Financial services companies have now spent the better part of a decade desperately trying to figure out what millennials want and how to give it to them. Well, of course, we know that they want to use consumer digital services, for one. We’re also told they tend to want to do business with companies that align with their values. (We’re surprised “conscious capitalism” never caught on as a buzzword, or as the title of an indie rock album.)
Some, like insurance company Legal & General America (which owns Banner and William Penn) are gaining traction and building street cred with nods from the likes of Millennial Money.
Yet many other new offerings from financial institutions that tried to play on millennial trends never gained traction. We all know that JP Morgan Chase’s ill-fated “Finn” digital banking app created for millennials — replete with emojis and budgeting tools — was shuttered in June after only one year in existence. Meanwhile, Pacific Life Insurance announced last week it’s closing its “Swell Investing” product, an app it introduced in 2017 to be “tailored to thirtysomethings eager to use their assets to make the world a better place.”

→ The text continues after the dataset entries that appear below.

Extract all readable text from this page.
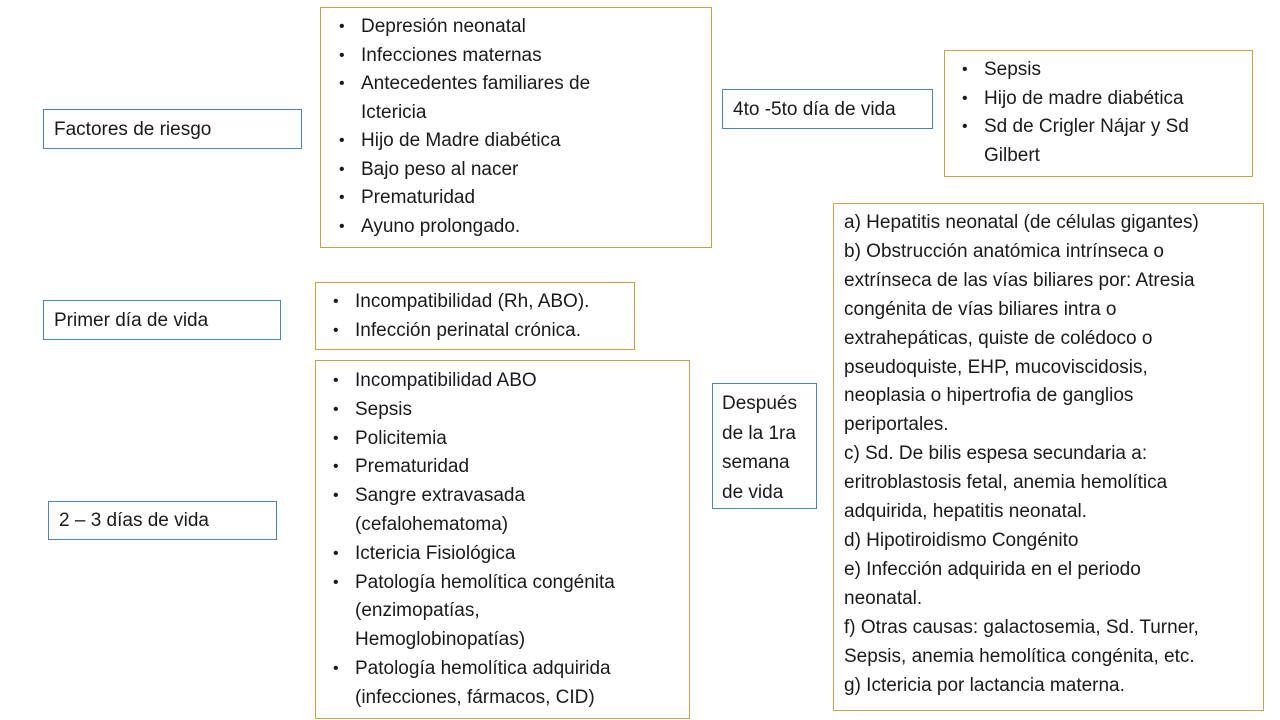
Factores de riesgo
Primer día de vida
2 – 3 días de vida
4to -5to día de vida
Después
de la 1ra
semana
de vida
• Depresión neonatal
• Infecciones maternas
• Antecedentes familiares de
Ictericia
• Hijo de Madre diabética
• Bajo peso al nacer
• Prematuridad
• Ayuno prolongado.
• Incompatibilidad (Rh, ABO).
• Infección perinatal crónica.
• Incompatibilidad ABO
• Sepsis
• Policitemia
• Prematuridad
• Sangre extravasada
(cefalohematoma)
• Ictericia Fisiológica
• Patología hemolítica congénita
(enzimopatías,
Hemoglobinopatías)
• Patología hemolítica adquirida
(infecciones, fármacos, CID)
• Sepsis
• Hijo de madre diabética
• Sd de Crigler Nájar y Sd
Gilbert
a) Hepatitis neonatal (de células gigantes)
b) Obstrucción anatómica intrínseca o
extrínseca de las vías biliares por: Atresia
congénita de vías biliares intra o
extrahepáticas, quiste de colédoco o
pseudoquiste, EHP, mucoviscidosis,
neoplasia o hipertrofia de ganglios
periportales.
c) Sd. De bilis espesa secundaria a:
eritroblastosis fetal, anemia hemolítica
adquirida, hepatitis neonatal.
d) Hipotiroidismo Congénito
e) Infección adquirida en el periodo
neonatal.
f) Otras causas: galactosemia, Sd. Turner,
Sepsis, anemia hemolítica congénita, etc.
g) Ictericia por lactancia materna.
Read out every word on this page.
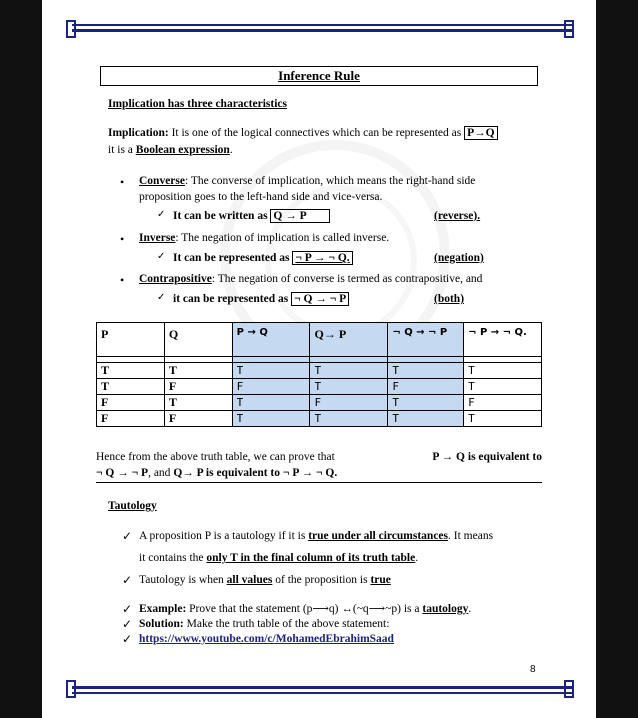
Inference Rule
Implication has three characteristics
Implication: It is one of the logical connectives which can be represented as P→Q
it is a Boolean expression.
• Converse: The converse of implication, which means the right-hand side
proposition goes to the left-hand side and vice-versa.
✓ It can be written as Q → P	(reverse).
• Inverse: The negation of implication is called inverse.
✓ It can be represented as ¬ P → ¬ Q.	(negation)
• Contrapositive: The negation of converse is termed as contrapositive, and
✓ it can be represented as ¬ Q → ¬ P	(both)
P	Q	P → Q	Q→ P	¬ Q → ¬ P	¬ P → ¬ Q.

T	T	T	T	T	T
T	F	F	T	F	T
F	T	T	F	T	F
F	F	T	T	T	T
Hence from the above truth table, we can prove that	P → Q is equivalent to
¬ Q → ¬ P, and Q→ P is equivalent to ¬ P → ¬ Q.
Tautology
✓ A proposition P is a tautology if it is true under all circumstances. It means
it contains the only T in the final column of its truth table.
✓ Tautology is when all values of the proposition is true
✓ Example: Prove that the statement (p⟶q) ↔(~q⟶~p) is a tautology.
✓ Solution: Make the truth table of the above statement:
✓ https://www.youtube.com/c/MohamedEbrahimSaad
8
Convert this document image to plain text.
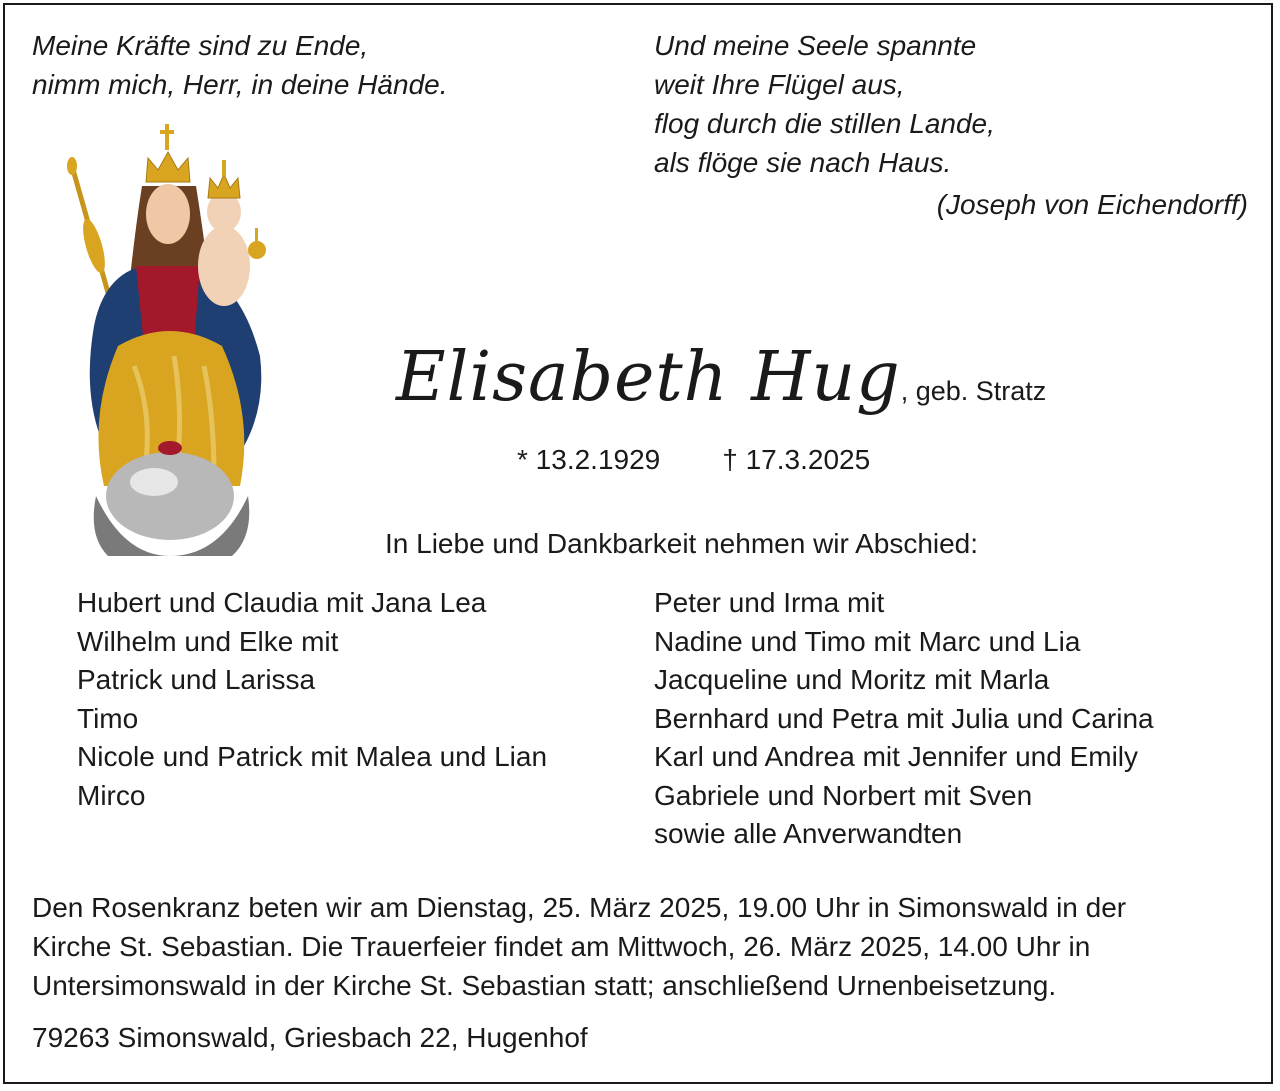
Meine Kräfte sind zu Ende,
nimm mich, Herr, in deine Hände.
Und meine Seele spannte
weit Ihre Flügel aus,
flog durch die stillen Lande,
als flöge sie nach Haus.
(Joseph von Eichendorff)
Elisabeth Hug, geb. Stratz
* 13.2.1929 † 17.3.2025
In Liebe und Dankbarkeit nehmen wir Abschied:
Hubert und Claudia mit Jana Lea
Wilhelm und Elke mit
Patrick und Larissa
Timo
Nicole und Patrick mit Malea und Lian
Mirco
Peter und Irma mit
Nadine und Timo mit Marc und Lia
Jacqueline und Moritz mit Marla
Bernhard und Petra mit Julia und Carina
Karl und Andrea mit Jennifer und Emily
Gabriele und Norbert mit Sven
sowie alle Anverwandten
Den Rosenkranz beten wir am Dienstag, 25. März 2025, 19.00 Uhr in Simonswald in der
Kirche St. Sebastian. Die Trauerfeier findet am Mittwoch, 26. März 2025, 14.00 Uhr in
Untersimonswald in der Kirche St. Sebastian statt; anschließend Urnenbeisetzung.
79263 Simonswald, Griesbach 22, Hugenhof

The lesson for financial institutions should be that new products designed for a younger demographic won’t succeed automatically just because they are digital or “socially conscious.” Another point to consider regarding this college-debt-riddled generation: “The average millennial has a net worth of just $8,000,” according to a Deloitte study from this year. The simple answer may be that millennials will take longer than previous generations to build up wealth and may not currently have much need for these types of products.